I gazed around at the others who stared at me with wide eyes. Then, I looked
upon the tapestry before me. Light flooded the many holes, creating an image,
the face of Christ. Then our Lord stood before me, with warmth and love in His eyes. He said, "Every time you gave over your life to Me, it became My life, My hardships, and My struggles.
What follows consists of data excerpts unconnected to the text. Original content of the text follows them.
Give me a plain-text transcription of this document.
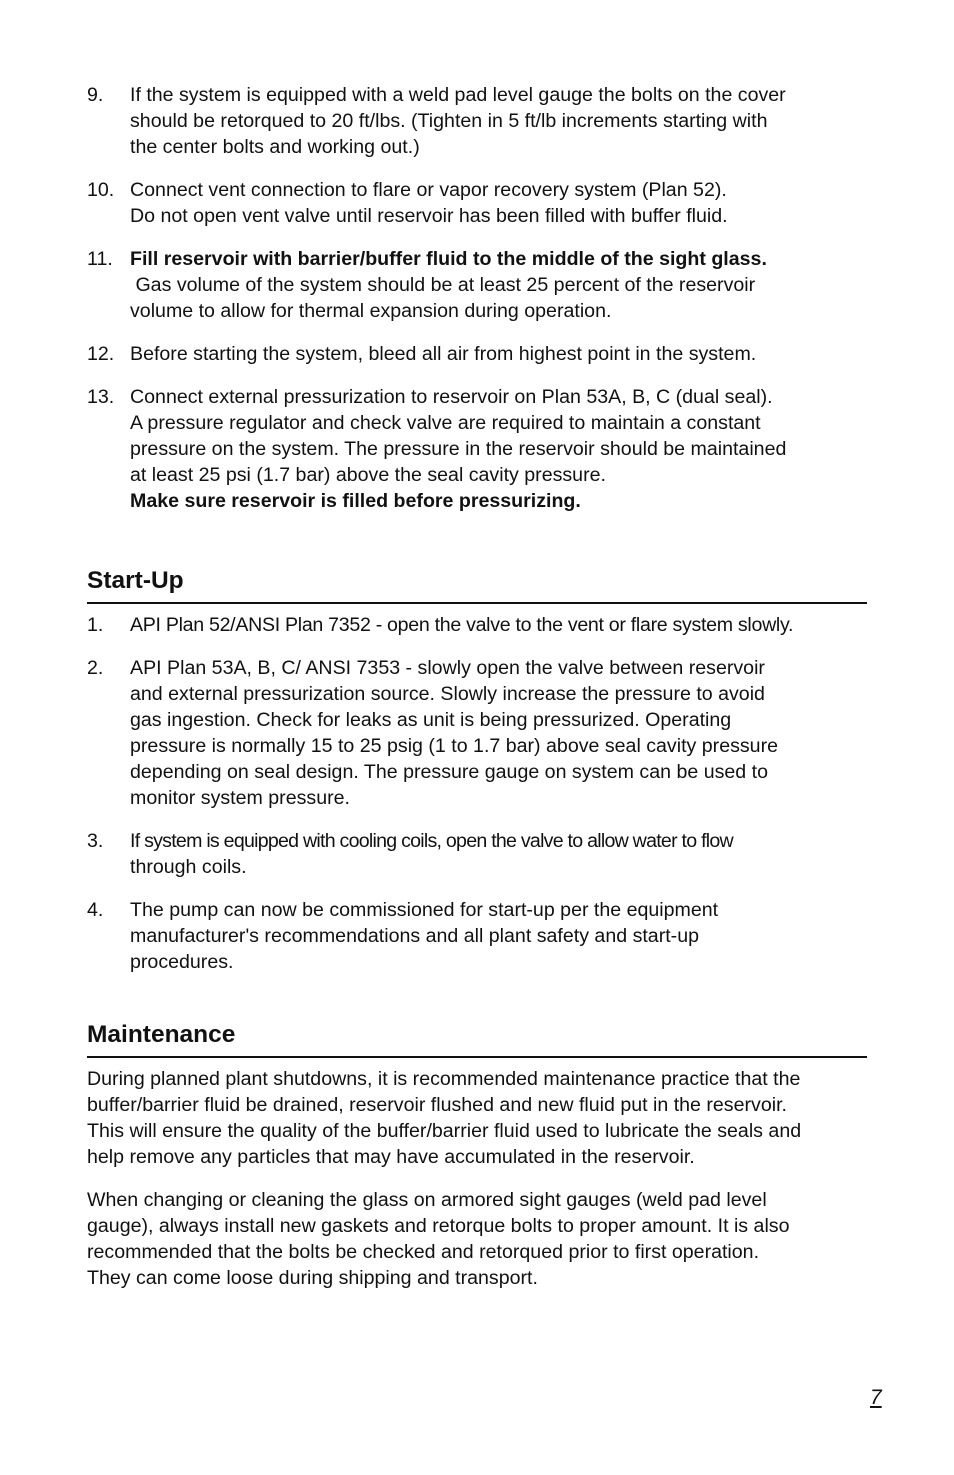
9.	If the system is equipped with a weld pad level gauge the bolts on the cover
should be retorqued to 20 ft/lbs. (Tighten in 5 ft/lb increments starting with
the center bolts and working out.)
10. Connect vent connection to flare or vapor recovery system (Plan 52).
Do not open vent valve until reservoir has been filled with buffer fluid.
11. Fill reservoir with barrier/buffer fluid to the middle of the sight glass.
Gas volume of the system should be at least 25 percent of the reservoir
volume to allow for thermal expansion during operation.
12. Before starting the system, bleed all air from highest point in the system.
13. Connect external pressurization to reservoir on Plan 53A, B, C (dual seal).
A pressure regulator and check valve are required to maintain a constant
pressure on the system. The pressure in the reservoir should be maintained
at least 25 psi (1.7 bar) above the seal cavity pressure.
Make sure reservoir is filled before pressurizing.
Start-Up
1.	API Plan 52/ANSI Plan 7352 - open the valve to the vent or flare system slowly.
2.	API Plan 53A, B, C/ ANSI 7353 - slowly open the valve between reservoir
and external pressurization source. Slowly increase the pressure to avoid
gas ingestion. Check for leaks as unit is being pressurized. Operating
pressure is normally 15 to 25 psig (1 to 1.7 bar) above seal cavity pressure
depending on seal design. The pressure gauge on system can be used to
monitor system pressure.
3.	If system is equipped with cooling coils, open the valve to allow water to flow
through coils.
4.	The pump can now be commissioned for start-up per the equipment
manufacturer's recommendations and all plant safety and start-up
procedures.
Maintenance
During planned plant shutdowns, it is recommended maintenance practice that the
buffer/barrier fluid be drained, reservoir flushed and new fluid put in the reservoir.
This will ensure the quality of the buffer/barrier fluid used to lubricate the seals and
help remove any particles that may have accumulated in the reservoir.
When changing or cleaning the glass on armored sight gauges (weld pad level
gauge), always install new gaskets and retorque bolts to proper amount. It is also
recommended that the bolts be checked and retorqued prior to first operation.
They can come loose during shipping and transport.
7
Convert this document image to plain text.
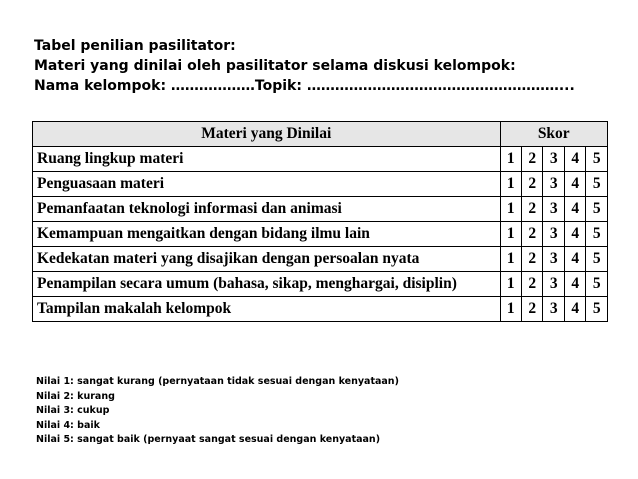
Tabel penilian pasilitator:
Materi yang dinilai oleh pasilitator selama diskusi kelompok:
Nama kelompok: ………………Topik: ………………………………………………...
Materi yang Dinilai	Skor				
Ruang lingkup materi	1	2	3	4	5
Penguasaan materi	1	2	3	4	5
Pemanfaatan teknologi informasi dan animasi	1	2	3	4	5
Kemampuan mengaitkan dengan bidang ilmu lain	1	2	3	4	5
Kedekatan materi yang disajikan dengan persoalan nyata	1	2	3	4	5
Penampilan secara umum (bahasa, sikap, menghargai, disiplin)	1	2	3	4	5
Tampilan makalah kelompok	1	2	3	4	5
Nilai 1: sangat kurang (pernyataan tidak sesuai dengan kenyataan)
Nilai 2: kurang
Nilai 3: cukup
Nilai 4: baik
Nilai 5: sangat baik (pernyaat sangat sesuai dengan kenyataan)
Each point of light in your life is when you stepped aside and let Me shine through, until there was more of Me than there was of you.
May all our quilts be threadbare and worn, allowing Christ to shine through.


Father Tomas Del Valle-Reyes

Thursday, January 17, 2013

Exodus 15:26

He said, "If you will listen carefully to the voice of the Lord your God,
and do what is right in his sight, and give heed to his commandments and keep all his statutes,
I will not bring upon you any of the diseases that I brought upon the Egyptians; 
for I am the Lord who heals you."

Father Tomas Del Valle-Reyes

Thursday, January 10, 2013

A Spirit of Sharing

Heavenly Father, you have flooded my life with fullness as vast as a field of wheat stretching to the horizon. 
Because life comes at me fast, and sometimes with ferocity, it is easy for me to forget the blessings you give with such liberality. 
Then when I see someone else’s need, I am suddenly aware again of the abundance in my own life. 
When I have such a moment of recognition, O God, help me realize that I may be the blessing you have brought to that person’s life. Give me courage to respond to them with love.
 Amen.

Father Tomas Del Valle-Reyes

Thursday, January 3, 2013

Lord, I have Doubts

Gracious God, I feel so uncertain, so unsure.
I want to trust that you are real and present, that you are acting on my behalf, that you hear and will answer my prayers.
Yet, my confidence is spent, my faith flat. You speak in my heart and tell me to seek your face, and I am seeking -- longing for the sureness of your presence, the touch of your breath, the warmth of your love.
In my doubt, O God, let your Spirit hover over me with the gentleness of angel’s wings, until I am opened to faith and once again recognize the pattern of your face.
I ask this for the sake of your love. Amen.